Conclusion: Our data suggest that high DII was associated with an increased odds of PCOS diagnosis. Prospective dietary intervention studies and observational prospective cohorts are required to confirm these findings.


Polycystic ovary syndrome (PCOS) is the most common endocrine disorder in women of childbearing age worldwide with a prevalence of 8%–13% according to Rotterdam diagnostic criteria.[1] PCOS is characterised by menstrual irregularities, hyperandrogenism, polycystic ovaries, hyperinsulinemia, obesity, and mild to chronic inflammation, and may increase the risk of metabolic syndrome, type 2 diabetes, and cardiovascular disease.[2–4]
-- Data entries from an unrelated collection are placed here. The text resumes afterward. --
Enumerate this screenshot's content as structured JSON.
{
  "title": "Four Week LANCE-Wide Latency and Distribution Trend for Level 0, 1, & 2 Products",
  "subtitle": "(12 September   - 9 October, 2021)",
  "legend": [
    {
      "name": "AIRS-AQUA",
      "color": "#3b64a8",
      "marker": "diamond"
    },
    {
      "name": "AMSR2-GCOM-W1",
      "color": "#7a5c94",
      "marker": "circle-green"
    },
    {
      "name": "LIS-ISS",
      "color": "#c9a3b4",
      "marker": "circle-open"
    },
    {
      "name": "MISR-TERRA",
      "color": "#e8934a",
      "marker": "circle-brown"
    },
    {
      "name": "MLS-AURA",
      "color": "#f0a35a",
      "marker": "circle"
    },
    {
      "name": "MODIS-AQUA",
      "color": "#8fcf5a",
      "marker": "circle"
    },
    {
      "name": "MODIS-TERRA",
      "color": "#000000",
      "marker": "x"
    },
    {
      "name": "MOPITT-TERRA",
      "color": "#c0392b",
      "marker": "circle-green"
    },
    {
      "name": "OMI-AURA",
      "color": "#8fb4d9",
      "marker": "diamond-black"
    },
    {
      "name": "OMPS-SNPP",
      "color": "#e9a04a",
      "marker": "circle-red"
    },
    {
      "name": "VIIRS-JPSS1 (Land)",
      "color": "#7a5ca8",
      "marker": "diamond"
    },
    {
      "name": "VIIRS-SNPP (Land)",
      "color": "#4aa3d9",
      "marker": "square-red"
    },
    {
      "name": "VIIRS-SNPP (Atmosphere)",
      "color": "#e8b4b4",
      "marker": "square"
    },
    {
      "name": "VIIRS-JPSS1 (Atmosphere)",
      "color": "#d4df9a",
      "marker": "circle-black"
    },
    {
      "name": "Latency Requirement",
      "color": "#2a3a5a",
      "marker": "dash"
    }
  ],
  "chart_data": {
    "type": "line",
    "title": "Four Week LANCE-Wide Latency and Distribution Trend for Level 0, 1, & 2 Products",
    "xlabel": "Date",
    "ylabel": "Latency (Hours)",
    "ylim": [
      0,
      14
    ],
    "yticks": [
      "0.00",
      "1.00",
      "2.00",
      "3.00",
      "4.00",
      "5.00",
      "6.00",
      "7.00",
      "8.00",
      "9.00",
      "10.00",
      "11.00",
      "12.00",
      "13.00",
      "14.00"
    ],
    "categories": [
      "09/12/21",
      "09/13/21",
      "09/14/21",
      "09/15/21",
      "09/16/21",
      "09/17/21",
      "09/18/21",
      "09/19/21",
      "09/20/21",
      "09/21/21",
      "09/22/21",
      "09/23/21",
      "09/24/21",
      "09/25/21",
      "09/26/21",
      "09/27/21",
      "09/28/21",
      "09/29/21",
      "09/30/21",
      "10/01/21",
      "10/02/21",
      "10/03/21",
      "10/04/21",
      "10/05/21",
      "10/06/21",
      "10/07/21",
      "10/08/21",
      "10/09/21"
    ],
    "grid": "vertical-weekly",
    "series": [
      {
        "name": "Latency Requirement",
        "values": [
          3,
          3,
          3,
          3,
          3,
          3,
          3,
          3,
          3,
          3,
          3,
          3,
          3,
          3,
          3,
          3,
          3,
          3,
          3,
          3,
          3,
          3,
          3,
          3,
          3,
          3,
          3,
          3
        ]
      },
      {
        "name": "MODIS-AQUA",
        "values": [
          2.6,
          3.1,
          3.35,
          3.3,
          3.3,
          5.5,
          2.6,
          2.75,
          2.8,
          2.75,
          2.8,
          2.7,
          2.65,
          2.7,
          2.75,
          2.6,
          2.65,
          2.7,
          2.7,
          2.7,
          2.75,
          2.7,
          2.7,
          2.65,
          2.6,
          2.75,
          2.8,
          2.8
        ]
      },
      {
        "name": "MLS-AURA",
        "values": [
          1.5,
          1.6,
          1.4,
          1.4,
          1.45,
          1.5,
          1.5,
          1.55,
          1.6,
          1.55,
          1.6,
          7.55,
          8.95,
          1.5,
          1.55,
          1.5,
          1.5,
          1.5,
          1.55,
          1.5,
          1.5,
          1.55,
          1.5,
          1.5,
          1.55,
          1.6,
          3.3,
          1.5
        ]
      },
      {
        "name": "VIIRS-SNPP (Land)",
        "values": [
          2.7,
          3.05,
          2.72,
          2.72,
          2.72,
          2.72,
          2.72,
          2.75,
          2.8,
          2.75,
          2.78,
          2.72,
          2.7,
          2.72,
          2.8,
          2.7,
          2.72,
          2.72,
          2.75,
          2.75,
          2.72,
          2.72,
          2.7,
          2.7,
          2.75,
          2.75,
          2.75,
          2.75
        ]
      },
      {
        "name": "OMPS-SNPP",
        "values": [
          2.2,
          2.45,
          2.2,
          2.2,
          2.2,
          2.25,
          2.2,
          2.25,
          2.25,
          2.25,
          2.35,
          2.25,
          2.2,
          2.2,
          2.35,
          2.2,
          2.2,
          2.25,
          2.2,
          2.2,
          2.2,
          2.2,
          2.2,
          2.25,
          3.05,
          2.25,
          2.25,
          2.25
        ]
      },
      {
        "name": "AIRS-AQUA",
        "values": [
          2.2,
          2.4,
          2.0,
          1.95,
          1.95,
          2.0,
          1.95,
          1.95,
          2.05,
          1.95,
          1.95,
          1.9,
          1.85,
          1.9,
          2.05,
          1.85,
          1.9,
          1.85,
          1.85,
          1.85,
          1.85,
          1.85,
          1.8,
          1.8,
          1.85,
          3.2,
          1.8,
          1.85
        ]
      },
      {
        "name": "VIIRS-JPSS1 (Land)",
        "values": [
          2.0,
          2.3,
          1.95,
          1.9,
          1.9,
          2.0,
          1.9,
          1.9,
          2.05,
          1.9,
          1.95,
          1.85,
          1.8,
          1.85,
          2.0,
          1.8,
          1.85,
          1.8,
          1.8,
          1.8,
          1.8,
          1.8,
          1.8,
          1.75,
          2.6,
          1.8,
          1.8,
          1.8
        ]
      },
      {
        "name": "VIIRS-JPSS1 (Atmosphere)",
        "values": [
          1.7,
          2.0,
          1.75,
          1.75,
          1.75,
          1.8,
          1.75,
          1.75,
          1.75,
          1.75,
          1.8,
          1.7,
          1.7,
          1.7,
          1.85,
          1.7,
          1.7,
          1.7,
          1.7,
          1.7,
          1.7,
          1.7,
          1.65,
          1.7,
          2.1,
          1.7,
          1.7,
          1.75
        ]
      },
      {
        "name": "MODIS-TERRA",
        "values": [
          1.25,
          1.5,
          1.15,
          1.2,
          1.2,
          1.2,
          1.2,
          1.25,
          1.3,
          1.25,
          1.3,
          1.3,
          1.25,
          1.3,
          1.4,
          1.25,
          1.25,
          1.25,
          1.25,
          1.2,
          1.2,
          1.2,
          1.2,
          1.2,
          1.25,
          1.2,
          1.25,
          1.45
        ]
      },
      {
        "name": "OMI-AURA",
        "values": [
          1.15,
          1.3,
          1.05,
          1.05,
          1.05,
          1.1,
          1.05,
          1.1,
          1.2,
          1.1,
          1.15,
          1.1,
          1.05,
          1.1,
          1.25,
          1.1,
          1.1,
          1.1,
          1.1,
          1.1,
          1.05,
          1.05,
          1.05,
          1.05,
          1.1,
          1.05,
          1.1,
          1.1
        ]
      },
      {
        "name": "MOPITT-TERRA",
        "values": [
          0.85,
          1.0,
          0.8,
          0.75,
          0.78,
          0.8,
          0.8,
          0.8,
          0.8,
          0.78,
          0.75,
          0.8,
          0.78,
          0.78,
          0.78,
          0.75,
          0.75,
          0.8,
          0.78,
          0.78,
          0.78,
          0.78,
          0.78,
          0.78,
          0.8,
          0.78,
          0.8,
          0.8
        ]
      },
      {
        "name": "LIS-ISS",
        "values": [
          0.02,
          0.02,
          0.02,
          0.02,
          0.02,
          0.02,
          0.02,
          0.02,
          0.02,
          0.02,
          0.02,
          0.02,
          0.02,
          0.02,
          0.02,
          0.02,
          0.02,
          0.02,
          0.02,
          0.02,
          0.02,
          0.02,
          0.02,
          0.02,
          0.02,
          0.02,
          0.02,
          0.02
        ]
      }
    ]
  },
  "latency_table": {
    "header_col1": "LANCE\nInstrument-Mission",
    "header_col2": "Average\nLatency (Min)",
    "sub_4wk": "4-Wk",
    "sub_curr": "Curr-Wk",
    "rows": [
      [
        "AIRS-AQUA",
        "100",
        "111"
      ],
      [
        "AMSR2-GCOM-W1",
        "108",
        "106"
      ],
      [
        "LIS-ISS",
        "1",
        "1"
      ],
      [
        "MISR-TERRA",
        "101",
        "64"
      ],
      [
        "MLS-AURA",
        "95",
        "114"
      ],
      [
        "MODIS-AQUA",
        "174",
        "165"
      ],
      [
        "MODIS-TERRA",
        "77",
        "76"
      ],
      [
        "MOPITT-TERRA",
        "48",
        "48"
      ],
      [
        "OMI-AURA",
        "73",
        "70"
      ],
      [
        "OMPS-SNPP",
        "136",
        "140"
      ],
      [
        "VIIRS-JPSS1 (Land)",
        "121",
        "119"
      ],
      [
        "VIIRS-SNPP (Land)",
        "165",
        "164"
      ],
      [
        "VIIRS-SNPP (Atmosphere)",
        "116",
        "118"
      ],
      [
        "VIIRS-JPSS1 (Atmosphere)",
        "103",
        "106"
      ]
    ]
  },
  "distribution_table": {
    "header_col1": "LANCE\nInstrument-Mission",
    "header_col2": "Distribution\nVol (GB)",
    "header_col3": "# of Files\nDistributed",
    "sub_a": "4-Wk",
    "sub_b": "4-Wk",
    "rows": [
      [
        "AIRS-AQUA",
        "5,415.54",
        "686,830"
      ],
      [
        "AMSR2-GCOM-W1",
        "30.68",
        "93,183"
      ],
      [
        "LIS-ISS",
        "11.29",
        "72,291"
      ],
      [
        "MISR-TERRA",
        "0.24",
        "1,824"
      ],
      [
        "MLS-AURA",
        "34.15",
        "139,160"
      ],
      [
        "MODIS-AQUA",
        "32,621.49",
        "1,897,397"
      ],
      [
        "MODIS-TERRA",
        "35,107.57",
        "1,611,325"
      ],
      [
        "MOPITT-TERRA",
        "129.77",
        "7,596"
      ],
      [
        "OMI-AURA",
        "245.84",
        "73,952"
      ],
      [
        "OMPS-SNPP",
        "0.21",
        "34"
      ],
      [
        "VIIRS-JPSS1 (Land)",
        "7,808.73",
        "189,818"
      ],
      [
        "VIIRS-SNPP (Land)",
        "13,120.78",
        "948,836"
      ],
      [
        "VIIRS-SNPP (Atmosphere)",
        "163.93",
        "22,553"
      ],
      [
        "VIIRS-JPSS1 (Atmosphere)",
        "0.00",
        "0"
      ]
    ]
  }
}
Although the exact cause of PCOS is not yet known, studies have shown the role of genetic and environmental factors, such as unhealthy lifestyles that lead to obesity and insulin resistance, as well as their interactions in the development of this syndrome.[3,5] However, new evidence suggests a key role for proinflammatory and inflammatory mediators in the pathophysiology of PCOS, which appears to be independent of obesity and other factors.[6] So that, reports of women in both obese and normal weight groups indicate high levels of circulating serum tumour necrosis factor (TNF)-α, C-reactive protein (CRP), monocytes, lymphocytes, and the penetration of inflammation into ovarian tissue.[7]

In addition, many studies show the important role of diet in increasing levels of inflammatory factors as well as mild to chronic inflammation in various patients. Some dietary components such as fruits, vegetables, fibre, omega-3 fatty acids, vitamin C, and vitamin E have been shown to reduce inflammation in the body.[8–11] On the other hand, some dietary components such as saturated fatty acids (SFAs), foods with high blood sugar index, and high nsaturated fatty acid (PUFA) ratio n-6/n-3, increase the level of inflammation.[8] Insofar as most of the nutrients in the diet are usually consumed together and may have synergistic effects on each other, the examination of dietary patterns that reflect all the characteristics of the diet compared to specific nutrients or foods are more appropriate to be extrapolated into the real-world scenario.[8]

One of the dietary indices that has recently come to the attention of scientists is the dietary inflammation index (DII), which has been developed to assess the inflammatory potential of an individual's diet and to compare different populations.[12,13] The DII has been validated in association with variety of inflammatory biomarkers such as CRP, TNF-α, and interleukin-6 (IL-6).[13]

Several lines of evidence have shown the potential relation between DII and reduce the risk of chronic diseases such as type 2 diabetes,[14] metabolic syndrome and oxidative stress markers,[15] cancer,[16] and cardiovascular disease,[17] which share common metabolic parameters with PCOS. However, to the best of our knowledge, the association between DII and risk of PCOS have not yet been investigated.

Due to the role of inflammation and oxidative stress in the pathogenesis of this syndrome and the role that diet can play in causing inflammation and oxidative stress, this study aimed to investigate the relationship between DII and the risk of PCOS in a case-control sample of Iranian adults.